I’m Not a Frat Star, But I Still Want A Good Chill-To-Pull Ratio
Happiness is the meaning and the purpose of life, the whole aim and end of human existence.
So said Aristotle. And I’m no great philosopher, but I think he was right.
But we all have different ideas about what will make us happy. According to Mahatma Gandhi, “Happiness is when what you think, what you say, and what you do are in complete harmony.”
For Marcus Aurelius, “Very little is needed to make a happy life; it is all within yourself, in your way of thinking.”
And, last but not least, a wise frat lord once asserted that happiness is as simple as a 5-to-5 chill-to-pull ratio.
For those of you who don’t already know, Urban Dictionary provides us with a nice, simple definition of the chill-to-pull ratio:
The amount of chilling with your boys/pulling bitches one fratstar can achieve. Five to Five is the highest ratio.
Now, first of all, I should probably take a second to note that I am a 97-pound girl.

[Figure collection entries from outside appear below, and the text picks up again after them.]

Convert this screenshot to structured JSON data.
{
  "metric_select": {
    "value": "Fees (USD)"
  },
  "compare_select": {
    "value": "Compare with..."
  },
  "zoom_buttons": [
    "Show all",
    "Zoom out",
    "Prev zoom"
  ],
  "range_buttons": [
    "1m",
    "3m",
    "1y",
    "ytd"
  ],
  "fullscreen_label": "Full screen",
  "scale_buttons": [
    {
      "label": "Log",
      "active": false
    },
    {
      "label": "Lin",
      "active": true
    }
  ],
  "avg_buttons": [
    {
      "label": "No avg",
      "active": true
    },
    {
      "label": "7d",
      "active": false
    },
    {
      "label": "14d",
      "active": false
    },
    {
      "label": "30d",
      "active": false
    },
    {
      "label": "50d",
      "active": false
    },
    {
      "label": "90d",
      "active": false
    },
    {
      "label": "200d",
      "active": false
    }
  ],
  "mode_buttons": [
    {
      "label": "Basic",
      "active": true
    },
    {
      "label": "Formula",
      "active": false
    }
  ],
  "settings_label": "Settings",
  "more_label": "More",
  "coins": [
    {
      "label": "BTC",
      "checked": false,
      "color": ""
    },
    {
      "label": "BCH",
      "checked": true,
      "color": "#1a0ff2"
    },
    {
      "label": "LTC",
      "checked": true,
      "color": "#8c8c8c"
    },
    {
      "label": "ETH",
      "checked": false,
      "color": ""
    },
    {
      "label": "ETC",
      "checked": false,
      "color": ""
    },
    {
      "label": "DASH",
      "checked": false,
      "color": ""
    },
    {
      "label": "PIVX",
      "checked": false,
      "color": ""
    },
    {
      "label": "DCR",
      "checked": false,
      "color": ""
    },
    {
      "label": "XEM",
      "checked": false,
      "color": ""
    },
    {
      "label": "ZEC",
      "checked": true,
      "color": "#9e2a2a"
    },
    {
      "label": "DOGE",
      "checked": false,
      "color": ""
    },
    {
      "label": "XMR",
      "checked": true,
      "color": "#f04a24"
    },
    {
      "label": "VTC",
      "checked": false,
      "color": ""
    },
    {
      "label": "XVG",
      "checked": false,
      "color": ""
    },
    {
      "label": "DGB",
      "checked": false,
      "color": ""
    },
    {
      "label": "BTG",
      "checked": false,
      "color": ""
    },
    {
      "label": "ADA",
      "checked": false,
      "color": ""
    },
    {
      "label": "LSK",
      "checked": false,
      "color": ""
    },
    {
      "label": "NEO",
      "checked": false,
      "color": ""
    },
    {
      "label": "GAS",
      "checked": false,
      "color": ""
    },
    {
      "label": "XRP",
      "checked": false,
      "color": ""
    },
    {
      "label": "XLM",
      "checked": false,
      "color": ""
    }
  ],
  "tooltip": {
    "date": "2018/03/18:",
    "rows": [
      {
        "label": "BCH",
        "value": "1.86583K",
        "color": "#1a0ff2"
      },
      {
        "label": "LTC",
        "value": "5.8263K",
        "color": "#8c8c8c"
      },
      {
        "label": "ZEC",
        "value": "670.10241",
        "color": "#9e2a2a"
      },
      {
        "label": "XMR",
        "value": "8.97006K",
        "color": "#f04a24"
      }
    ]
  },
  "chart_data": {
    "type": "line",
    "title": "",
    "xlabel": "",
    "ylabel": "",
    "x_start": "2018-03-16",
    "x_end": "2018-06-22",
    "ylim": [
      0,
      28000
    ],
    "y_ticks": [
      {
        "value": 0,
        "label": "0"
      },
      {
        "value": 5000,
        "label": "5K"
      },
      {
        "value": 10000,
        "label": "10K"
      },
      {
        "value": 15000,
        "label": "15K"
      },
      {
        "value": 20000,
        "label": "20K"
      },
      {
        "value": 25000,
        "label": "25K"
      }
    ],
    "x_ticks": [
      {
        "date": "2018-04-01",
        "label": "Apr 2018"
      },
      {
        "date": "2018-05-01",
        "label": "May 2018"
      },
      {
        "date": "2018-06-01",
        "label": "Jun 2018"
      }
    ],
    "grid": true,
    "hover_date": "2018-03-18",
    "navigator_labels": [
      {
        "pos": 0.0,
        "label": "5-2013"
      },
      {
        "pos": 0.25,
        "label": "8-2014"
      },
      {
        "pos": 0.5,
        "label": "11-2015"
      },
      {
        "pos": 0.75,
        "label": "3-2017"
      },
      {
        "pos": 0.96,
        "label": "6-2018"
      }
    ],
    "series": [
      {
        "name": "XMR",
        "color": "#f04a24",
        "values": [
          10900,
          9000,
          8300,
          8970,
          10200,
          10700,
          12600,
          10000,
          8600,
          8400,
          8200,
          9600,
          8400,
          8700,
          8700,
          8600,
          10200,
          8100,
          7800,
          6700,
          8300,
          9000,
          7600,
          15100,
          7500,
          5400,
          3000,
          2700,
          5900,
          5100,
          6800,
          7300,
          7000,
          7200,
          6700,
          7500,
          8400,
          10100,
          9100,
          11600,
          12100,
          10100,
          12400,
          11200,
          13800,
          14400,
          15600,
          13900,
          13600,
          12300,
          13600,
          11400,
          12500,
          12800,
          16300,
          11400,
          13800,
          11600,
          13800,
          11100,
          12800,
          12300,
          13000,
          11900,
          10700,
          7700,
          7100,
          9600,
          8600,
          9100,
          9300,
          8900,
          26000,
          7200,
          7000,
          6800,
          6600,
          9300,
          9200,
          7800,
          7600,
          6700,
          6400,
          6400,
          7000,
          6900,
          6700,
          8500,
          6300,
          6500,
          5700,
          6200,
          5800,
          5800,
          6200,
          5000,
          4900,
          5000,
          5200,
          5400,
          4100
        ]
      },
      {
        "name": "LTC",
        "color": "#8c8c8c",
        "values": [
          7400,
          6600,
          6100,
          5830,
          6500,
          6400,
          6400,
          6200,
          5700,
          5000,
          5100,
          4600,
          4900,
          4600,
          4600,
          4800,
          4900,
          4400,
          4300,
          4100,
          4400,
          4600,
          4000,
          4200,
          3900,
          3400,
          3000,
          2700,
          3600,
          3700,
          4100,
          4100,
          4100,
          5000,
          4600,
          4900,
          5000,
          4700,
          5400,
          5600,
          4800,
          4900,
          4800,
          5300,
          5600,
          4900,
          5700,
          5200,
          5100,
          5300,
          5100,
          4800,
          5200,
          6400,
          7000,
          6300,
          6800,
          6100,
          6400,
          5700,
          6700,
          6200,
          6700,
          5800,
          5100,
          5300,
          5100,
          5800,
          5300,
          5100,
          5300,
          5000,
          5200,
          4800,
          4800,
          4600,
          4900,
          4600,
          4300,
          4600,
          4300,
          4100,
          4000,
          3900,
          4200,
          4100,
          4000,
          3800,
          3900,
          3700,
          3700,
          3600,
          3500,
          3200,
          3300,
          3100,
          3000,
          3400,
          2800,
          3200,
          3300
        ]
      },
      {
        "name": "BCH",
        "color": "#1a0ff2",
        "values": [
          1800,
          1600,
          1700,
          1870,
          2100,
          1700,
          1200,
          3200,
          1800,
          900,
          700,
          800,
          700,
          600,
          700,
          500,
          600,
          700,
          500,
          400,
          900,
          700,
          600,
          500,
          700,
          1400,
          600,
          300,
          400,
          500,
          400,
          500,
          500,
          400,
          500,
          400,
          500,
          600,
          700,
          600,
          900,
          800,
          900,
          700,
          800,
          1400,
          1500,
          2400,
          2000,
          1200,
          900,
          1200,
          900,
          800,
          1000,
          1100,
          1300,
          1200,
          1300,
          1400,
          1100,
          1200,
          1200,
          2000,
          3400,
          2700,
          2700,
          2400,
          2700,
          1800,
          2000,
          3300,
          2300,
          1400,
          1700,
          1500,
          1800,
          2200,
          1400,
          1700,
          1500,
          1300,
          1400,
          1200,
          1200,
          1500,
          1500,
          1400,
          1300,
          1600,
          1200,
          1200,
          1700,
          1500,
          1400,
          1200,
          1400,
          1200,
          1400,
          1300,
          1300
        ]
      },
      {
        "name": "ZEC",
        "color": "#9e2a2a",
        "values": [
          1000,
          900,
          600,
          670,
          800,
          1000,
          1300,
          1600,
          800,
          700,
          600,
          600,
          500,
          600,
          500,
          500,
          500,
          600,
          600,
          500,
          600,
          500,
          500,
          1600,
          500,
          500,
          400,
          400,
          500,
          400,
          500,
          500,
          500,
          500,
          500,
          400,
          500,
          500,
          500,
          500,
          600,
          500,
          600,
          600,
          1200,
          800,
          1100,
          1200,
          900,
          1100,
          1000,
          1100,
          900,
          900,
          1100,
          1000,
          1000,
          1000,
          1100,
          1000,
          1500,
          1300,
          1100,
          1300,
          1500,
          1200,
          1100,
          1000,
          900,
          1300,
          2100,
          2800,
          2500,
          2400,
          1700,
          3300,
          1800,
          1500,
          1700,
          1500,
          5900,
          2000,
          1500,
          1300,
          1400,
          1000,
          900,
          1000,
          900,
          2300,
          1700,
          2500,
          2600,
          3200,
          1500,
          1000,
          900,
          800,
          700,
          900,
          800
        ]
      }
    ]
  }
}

You should also probably know that the closest thing to a frat I was ever in was a sorority, and I quit that when they tried to tell me I couldn’t party for an entire week. I am by no means a frat star.
But, if we don’t take it too literally, I see a certain kind of wisdom in the pursuit of the perfect chill-to-pull ratio. I mean isn't that all we want at the end of the day?
To strike the perfect balance between chilling with our friends and pulling hot ass? I don’t care if that hot piece of ass is your boyfriend of five years (who you hope will one day be the proud father of your children), or a rando from Tinder. Whatever makes you happy.
As long as you’re getting it on the reg and still managing to make time for you friends, I think you’re doing something right.
So here’s why, frat star or not, I think it is important for us to all strive for for 5-to-5 chill-to-pull ratios.
I want to put myself first.
At the end of the day, I’m all I’ve got. So why not f*cking treat myself? I want to have the most fantastic friendships, and I want to have the best relationships. I want to friend who I fancy and pork whom I please.
I want to enjoy a guilt-free lifestyle.
I want to friend who I fancy and pork whom I please, AND I want to do it without an ounce of guilt.
Last time I checked, there were no frat guys crying over the fact that they missed out on a night with a potential love interest to be with their boys.
So why should I feel guilty about ditching some guy to hang with my friends? By the same token, if I did want to hang out with a guy that night, I don’t want to be stressing about what my friends will think. I just want to be the person that makes me happiest in the moment.
I never want to lose sight of myself on either end.
I know who I am, and I like who I am. I want to pull guys, and I want to chill with my friends.
But I never want to be so deeply lost in the acts of either pulling or chilling that I lose myself in the process. Maintaining a healthy ratio helps me remember who I am.
I want my life to maintain a healthy balance.
Pull too much and you start to feel gross. Chill too much and you start to feel yourself slowly lose sight of your own sexuality.
As I just mentioned, I don’t want to completely lose myself in any one world. I want my life to be well balanced.
I want to strike a healthy balance between relationships and friendships and enjoy the spoils of a nice well-rounded life.
I want to be satisfied in every arena.
Life is so incredibly satisfying when your ratio is on point. I want to feel totally and completely fulfilled by both my friendships and my relationships. I want it all.
I want my friends to love me and my lovers to friend me.
If things don’t end up working out with a guy, I want him to respect me enough to maintain our friendship even after things are over.
By the same token, I want my friends to still love me and appreciate our time together even when I'm absolutely crazy about my guy.
This happens only when there’s a certain level of respect. First and foremost, this means respect for myself. Nobody will resepct me unless it is clear that I respect myself.
And how do I do that? By making time for every person holding an important place in my life—whether it be a lover or a friend.
I want to have my priorities are straight.
At the end of the day, it is the people you surround yourself with who matter the most. Your relationships are your greatest treasures in life.
I want to cultivate these relationships, and I don’t want to favor any one over another. A good chill-to-pull ratio means I am giving enough time to all of the homies who matter.
I want to have a 5-to-5 so that I can be a 10.
Having a perfect 5-to-5 ratio is f*cking hot. Why? Because confidence is f*cking hot, and it takes mad confidence to both chill and pull successfully.